J’ai méprisé le sang, l’honneur, l’amour, la gloire,
Les passions brillant du diamant des mots ;
Mon esprit a rampé dans ta demeure noire.
Plus qu’un lépreux son corps, j’ai contemplé mes maux.


Me détournant de tout, j’ai choisi pour sentence,
Pour confrontation, pour loi, pour fixité,
Le peu de sol couvrant ta froide inexistence,
Dans l’innommable lieu où tout est arrêté.

Pour n’être pas mêlée à ton funèbre somme,
À jamais ma raison se dédaigne et se hait.
J’ai quitté, pour te suivre en ton séjour muet,
Les liens par lesquels l’homme est frère de l’homme.

Je vis, mais mon mépris d’être vivante est tel
Que partout je ne vois que mascarade amère ;
Aucune pauvreté, aucun débris d’autel
Ne peut se comparer au sens de l’éphémère
Qui remplace en mon cœur le goût de l’éternel…

XII


Habitante éthérée et fixe des tombeaux,
Dont l’âme a soulevé les portes funéraires,
Je répands, dans ma juste et songeuse misère,
L’encens du noir séjour sur les clartés d’en haut.

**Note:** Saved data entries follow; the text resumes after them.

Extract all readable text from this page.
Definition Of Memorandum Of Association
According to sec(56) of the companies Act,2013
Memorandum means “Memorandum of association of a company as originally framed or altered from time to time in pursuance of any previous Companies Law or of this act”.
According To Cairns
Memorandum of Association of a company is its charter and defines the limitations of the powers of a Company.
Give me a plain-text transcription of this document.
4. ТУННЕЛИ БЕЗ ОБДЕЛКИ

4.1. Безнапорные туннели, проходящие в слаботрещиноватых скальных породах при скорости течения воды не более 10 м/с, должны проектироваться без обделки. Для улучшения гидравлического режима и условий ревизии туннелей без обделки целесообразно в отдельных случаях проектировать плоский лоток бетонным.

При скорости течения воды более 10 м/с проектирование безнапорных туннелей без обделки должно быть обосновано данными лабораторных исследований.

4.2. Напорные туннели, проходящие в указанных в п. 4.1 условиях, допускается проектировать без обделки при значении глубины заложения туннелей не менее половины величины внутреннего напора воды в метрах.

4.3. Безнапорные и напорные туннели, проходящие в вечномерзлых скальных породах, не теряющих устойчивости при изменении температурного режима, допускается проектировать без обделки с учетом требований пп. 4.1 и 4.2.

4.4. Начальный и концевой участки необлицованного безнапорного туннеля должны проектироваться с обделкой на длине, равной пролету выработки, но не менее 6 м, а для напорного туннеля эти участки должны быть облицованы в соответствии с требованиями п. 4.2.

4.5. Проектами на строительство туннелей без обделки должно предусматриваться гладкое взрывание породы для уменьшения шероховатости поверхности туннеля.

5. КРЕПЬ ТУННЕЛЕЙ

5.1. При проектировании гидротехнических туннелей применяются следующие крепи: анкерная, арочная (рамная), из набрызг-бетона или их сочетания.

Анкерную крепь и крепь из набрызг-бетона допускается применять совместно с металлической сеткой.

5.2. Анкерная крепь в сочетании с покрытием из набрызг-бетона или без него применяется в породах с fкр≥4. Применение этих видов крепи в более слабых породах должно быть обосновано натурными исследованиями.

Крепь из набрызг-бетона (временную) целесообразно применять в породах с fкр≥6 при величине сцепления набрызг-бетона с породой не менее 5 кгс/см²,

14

Un livide univers m’enveloppe et m’étonne.
Dans un effort ardu, débile et monotone,
Mon trébuchant esprit s’efforce et se démet :
Je sens que tu es mort, et ne le sais jamais !

XIII


Vous êtes mort un soir à l’heure où le jour cesse.
Ce fut soudain. La douce et terrible paresse
En vous envahissant ne vous a pas vaincu.
Rien ne vous a prédit la torpeur et la tombe.
Vous eûtes le sommeil. Moi, je peine et je tombe,

Et la plus morte mort est d’avoir survécu…

XIV


Vivre, permanente surprise !
L’amour de soi, quoi que l’on dise !
L’effort d’être, toujours plus haut,
Le premier parmi les égaux.
La vanité pour le visage,
Pour la main, le sein, le genou,
Tout le tendre humain paysage !
L’orgueil que nous avons de nous,
Secrètement. L’honneur physique,
Cette intérieure musique
Par quoi nous nous guidons, et puis

Le sol creux, les cordes, le puits
Où lourdement va disparaître
Le corps ivre d’éternité.

— Et l’injure de cesser d’être,
Pire que n’avoir pas été !

XV


En tremblant mon regard descend
Jusqu’en mon cœur où vit ton sang.
Je ne veux plus penser qu’à peine,
Tant je me blesse à mon tourment.
— Hélas ! t’ai-je fait de la peine,
À toi qui fus si simplement
Ma loi et mon contentement ?
Tu semblais plus que moi durable :
Un vivant n’est pas vénérable.
La tendresse a ses jours d’ennuis.
Parfois un autre œil nous séduit.
Nous étions mélangés, instables,

Humainement, sans rien qui nuit.
— Mais sur ton incessante nuit
Ma vie a replié ses ailes.

C’est ta mort qui me rend fidèle.

XVI


L’ennui, l’affreuse peine admise, et que l’on tait.
L’effort à tout instant, et nulle récompense.
Ne pas se souvenir qu’on est, mais qu’on était.
Éviter ce qu’on sent, craindre ce que l’on pense.
Savoir ! À tout chagrin pouvoir dire : « Je sais ».
Contempler les humains et leur besogne honnête
En méprisant leur âpre ou fructueux essai,
Qu’on juge vain. Hair la terrestre planète
Qui, sous la morte lune, exemplaire décor,
Poursuit son cours distrait, cruel et misérable,

Qui soutient, bouleverse et résorbe les corps.
N’ayant plus de souhaits, être toujours instable.
Avec aucun humain ne rechercher d’accord.
— Ô toi dont je n’ai pas suivi la sombre pente,
Voilà ce que ta mort accorde à ta vivante !

XVII


Chaque être souffrant seul croit qu’il a l’apanage
D’un mal plus singulier, plus sombre et plus cuisant.
Il connaît les combats mystérieux du sang
Contre l’esprit armé de son amer courage.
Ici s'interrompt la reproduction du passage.